Hold on to your sprayers! Kurtosis isn’t a new disease stalking fields this summer. But it could still threaten corn and soybeans.
Symptoms of kurtosis include fat tails. That may sound like a problem for middle-aged farmers, not their crops. But these are the tails, or ends, on either side of the familiar bell curve distribution of prices. The larger the kurtosis, the greater the uncertainty about the moves—up or down—in the market that could follow.
Prices were already volatile following imposition of punishing tariffs slapped on imports from China and other countries. Bombing of Iranian nuclear sites only ramped up the chaos for commodities even further. Would crude oil futures surge because Iran closed the key shipping lane in the Persian Gulf through the strait of Hormuz? Or would cautious cash-strapped consumers pull back and trigger a global recession, forcing crude prices sharply lower?

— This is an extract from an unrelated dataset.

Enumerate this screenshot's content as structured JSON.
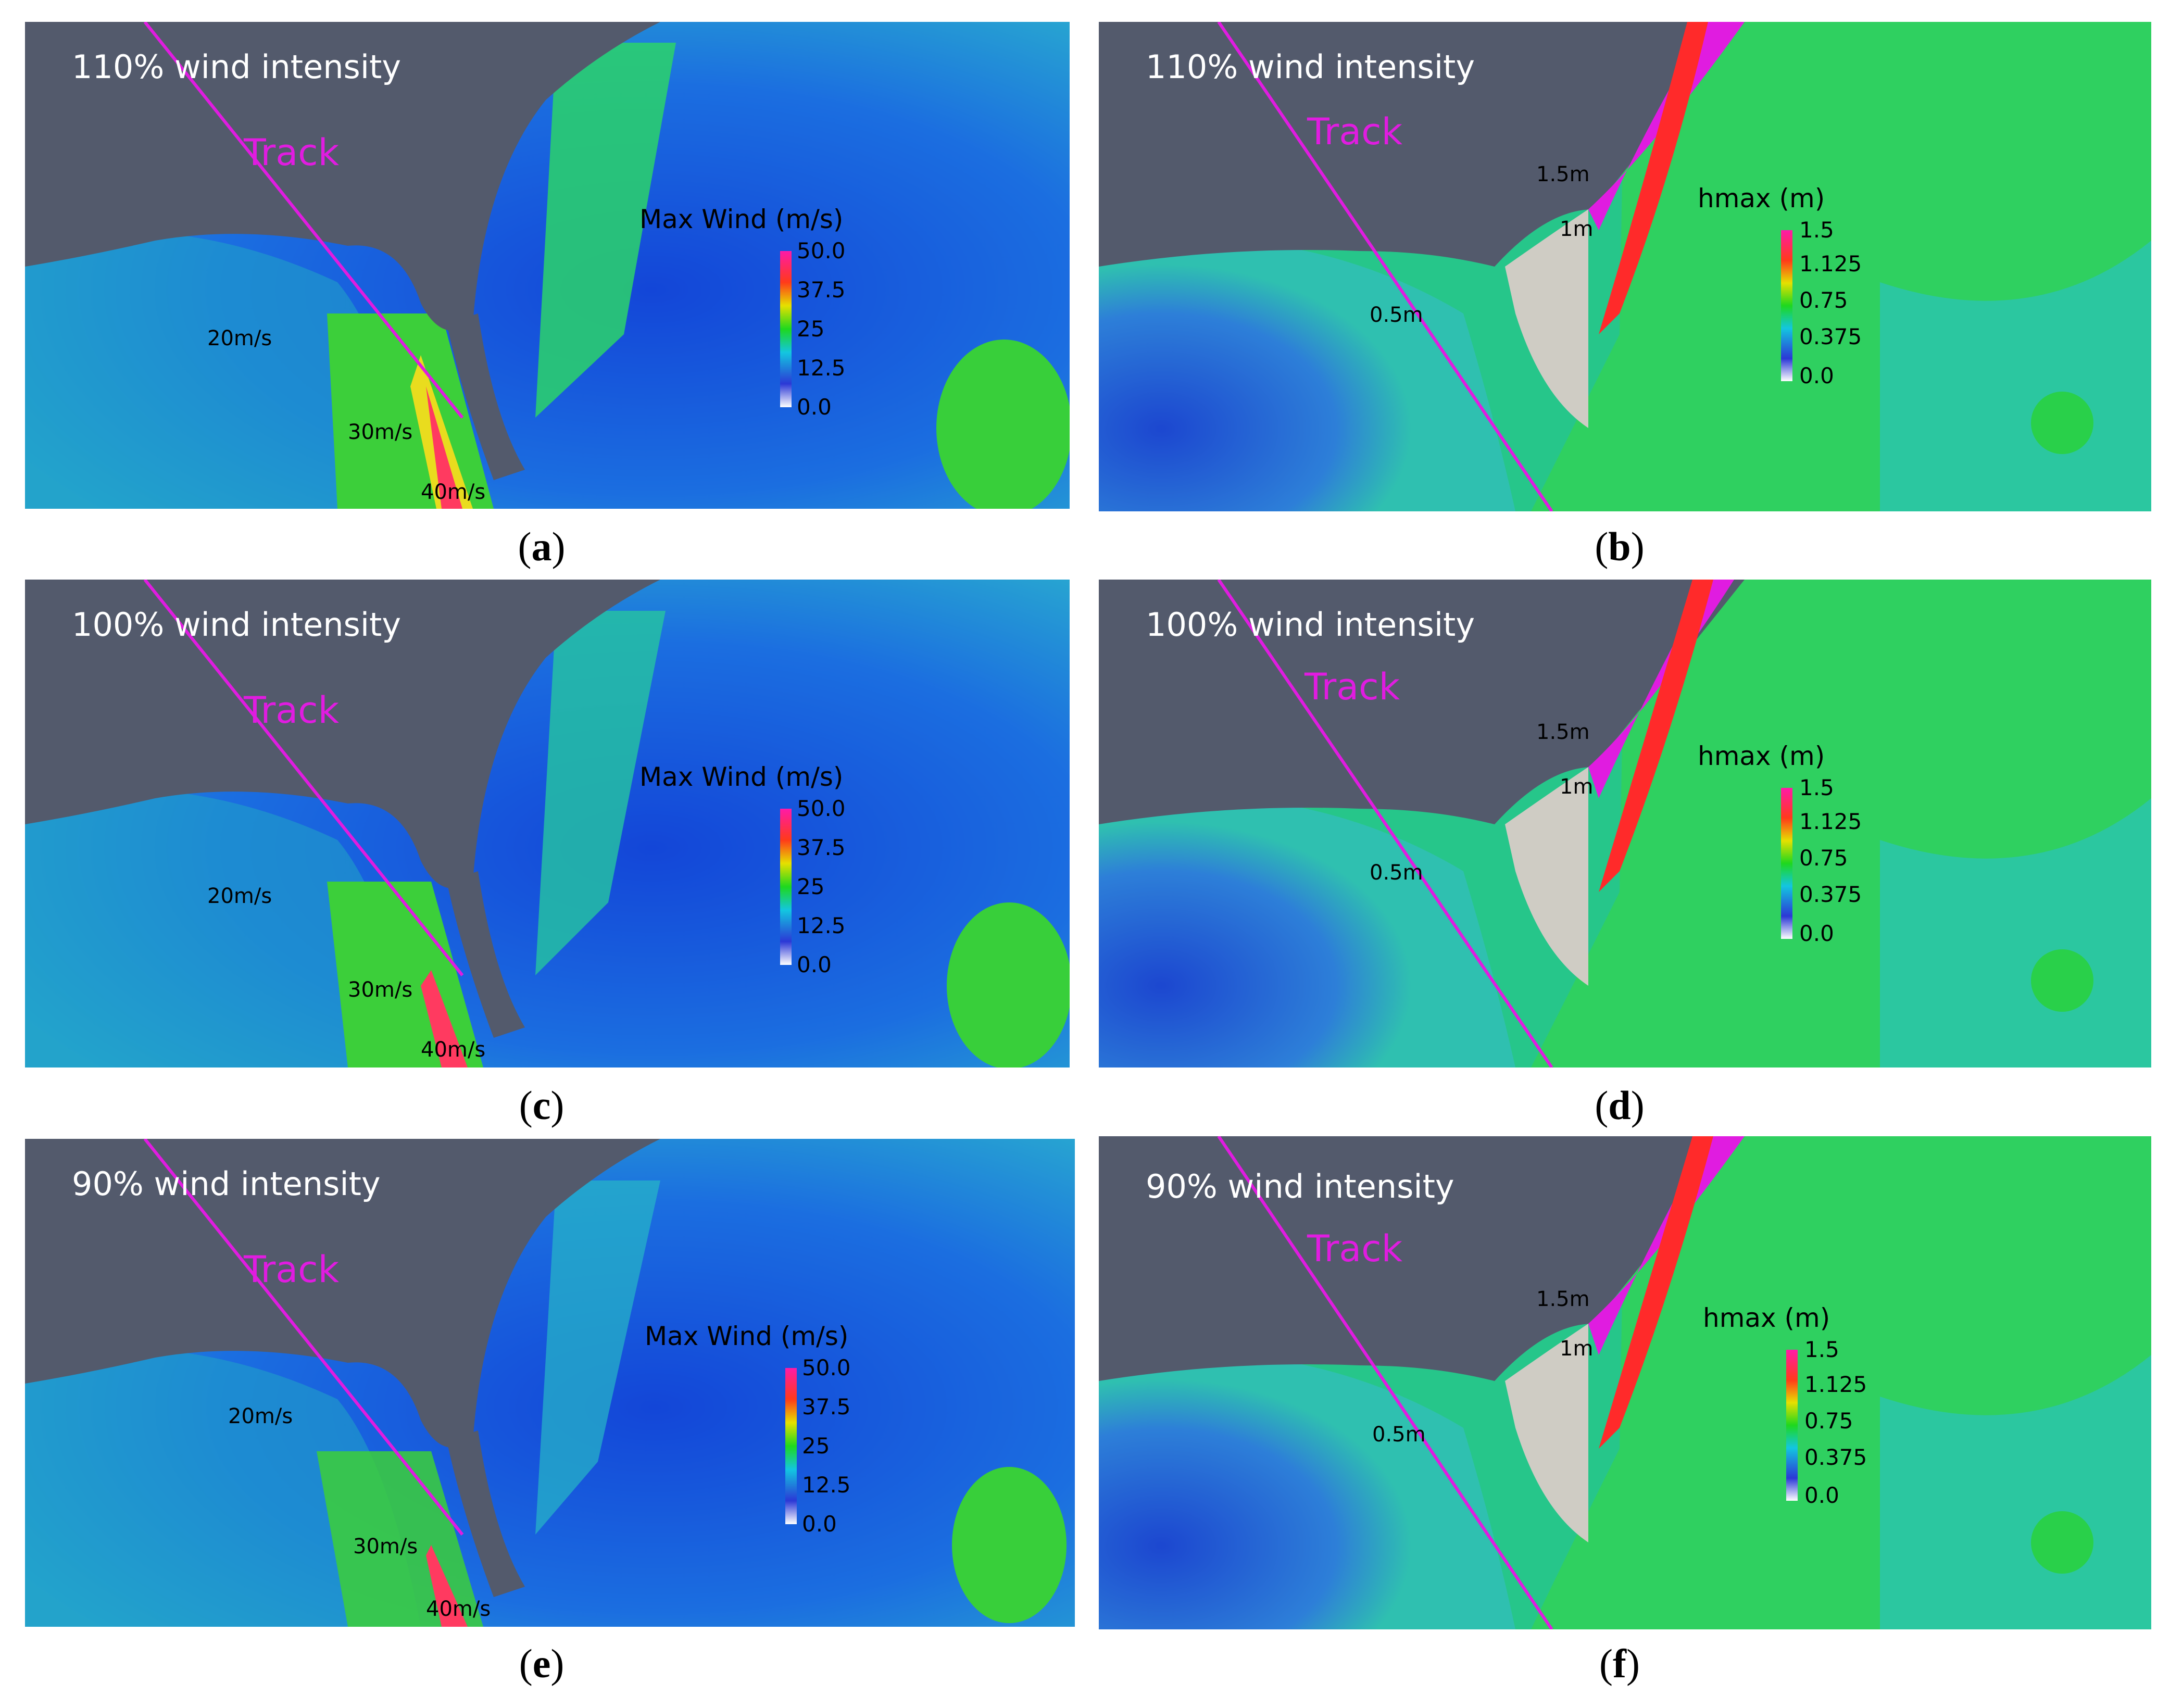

Analysts quick to say “I don’t know” applied the same logic to other markets ranging from stocks to soybeans, telling investors and speculators alike to buckle up. Suddenly, kurtosis was the buzzword of the day from Wall Street to Main Street.
This statistical term said both a lot—and quite little—about what could happen to the market.

Bushy tails
Kurtosis describes price curves, specifically their tails, or the end on either side of the bell. Price curves are formed by comparing a price to the number of times it closed at that level over a given period of time. Average prices are usually the most popular—that’s why they’re average—and are at the top, or apex, of the curve. More unusual prices are at the ends— really low prices and really high prices that are infrequent. Think $2 corn or $8 corn.
High kurtosis was a signal that price moves, either up or down, could be large and violent. Investors feared both $40 crude oil and $120 crude. Those worries in turn twisted other markets in knots.
Jitters in corn and soybeans were especially understandable because those prices show a strong correlation with each other and with crude oil. Connection with other assets was lower but still enough to be statistically significant over the past 25 years.
Like most of the market’s demons, this one turned out benign, at least so far. But dodging a bullet isn’t the same as securing the weapon properly.

Easy as Pi
Kurtosis is relatively easy to calculate—Excel and other spreadsheet programs even have a function key for it. Results greater than 3 suggest potential for more extremes on either end of the distribution, inflating the average to be higher. Results lower than -3 tip just the opposite.
This serves as an early warning system for uncertainty but doesn’t provide specifics. That’s where a related statistical measure is needed: implied volatility, the market’s perception about what prices could do in the future. Multiplying the price, of say corn, by its implied volatility, and then again by the square root of the length of options’ life until expiration in years provides this guidance.
Last week, for example, an at-the-money December corn call had an implied volatility of 21.64% with 148 days until expiration, figures available from the CME’s QuikStrike tool and other services. So, with December corn at $4.22 and 0.405 years until expiration, the contract’s expected range plus or minus is 57.5 cents, or $3.64½ to $4.79½.
With USDA most recently estimating full economic production costs topping $4.90 a bushel cash, this showed making a profit on the crop might be difficult, with significant potential of losing more than $200 an acre.
Knowing this doesn’t make the situation any easier. But it at least provides guardrails, as well as motivation, for hedges to manage the risk proactively.